Ainda de acordo com o professor da UFS e da UFPE, a perda de relevância da ONU não é um problema real, já que a organização sempre teve a relevância que os membros permanentes permitiram. A ONU é, em última análise, limitada pela vontade de seus membros mais poderosos.

"Essa relevância [da ONU] sempre foi superestimada. A sua relevância é do tamanho e dimensão que os membros permanentes do CSNU permitem ter", expressa.

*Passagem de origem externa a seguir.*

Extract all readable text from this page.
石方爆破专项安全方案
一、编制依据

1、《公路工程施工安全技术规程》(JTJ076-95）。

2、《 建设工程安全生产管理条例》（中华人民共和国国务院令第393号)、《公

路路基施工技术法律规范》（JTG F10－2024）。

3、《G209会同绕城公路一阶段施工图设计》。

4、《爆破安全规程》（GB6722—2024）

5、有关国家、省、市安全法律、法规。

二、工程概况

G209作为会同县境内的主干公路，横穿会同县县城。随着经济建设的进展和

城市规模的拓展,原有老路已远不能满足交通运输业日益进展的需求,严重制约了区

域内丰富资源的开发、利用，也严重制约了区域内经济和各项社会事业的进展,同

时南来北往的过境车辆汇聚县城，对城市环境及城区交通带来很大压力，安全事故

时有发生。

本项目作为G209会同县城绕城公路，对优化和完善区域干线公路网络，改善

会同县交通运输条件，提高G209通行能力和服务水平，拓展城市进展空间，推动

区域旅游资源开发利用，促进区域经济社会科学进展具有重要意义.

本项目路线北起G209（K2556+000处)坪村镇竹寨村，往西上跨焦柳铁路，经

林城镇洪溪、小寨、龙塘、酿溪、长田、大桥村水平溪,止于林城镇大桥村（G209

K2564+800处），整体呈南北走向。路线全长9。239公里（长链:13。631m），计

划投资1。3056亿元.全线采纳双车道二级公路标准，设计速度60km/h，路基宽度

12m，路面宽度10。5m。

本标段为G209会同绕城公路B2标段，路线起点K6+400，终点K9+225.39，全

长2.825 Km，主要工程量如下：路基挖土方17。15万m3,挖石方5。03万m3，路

A crescente importância de organizações como o G20, BRICS e outras reflete a diversificação das arenas multilaterais. Isso é visto como uma tendência positiva, pois permite que países cooperem com base em interesses diversos e escapem da lógica de poder militar centrado no CSNU. Essa pluralidade de organizações multilaterais contribui para a manutenção de relações pacíficas em uma escala mais ampla.

''Os países operam em diferentes arenas com vários outros países em coalizões diferentes, a depender do tema em debate. E isso é bom, porque escapa à lógica centrada em poder militar que contamina o CSNU e favorece o poder econômico e outras formas de poder que não o militar. Assim, essa pulverização do poder entre diferentes regiões e níveis de cooperação tende a reforçar laços que se cruzam entre diferentes países e seus aliados, o que estabelece uma tendência de manutenção de relações pacíficas em maior escala. Parece-me que essa densa institucionalização, ao fim e ao cabo, é mais interessante para a manutenção de uma ordem internacional pacífica e descentralizada do que uma única organização que tente fazer as vezes de um governo mundial'', conclui Albuquerque.

Enquanto a busca por soluções continua, fica claro que a diplomacia e a cooperação internacional continuarão a desempenhar um papel fundamental na busca por um mundo mais pacífico e cooperativo.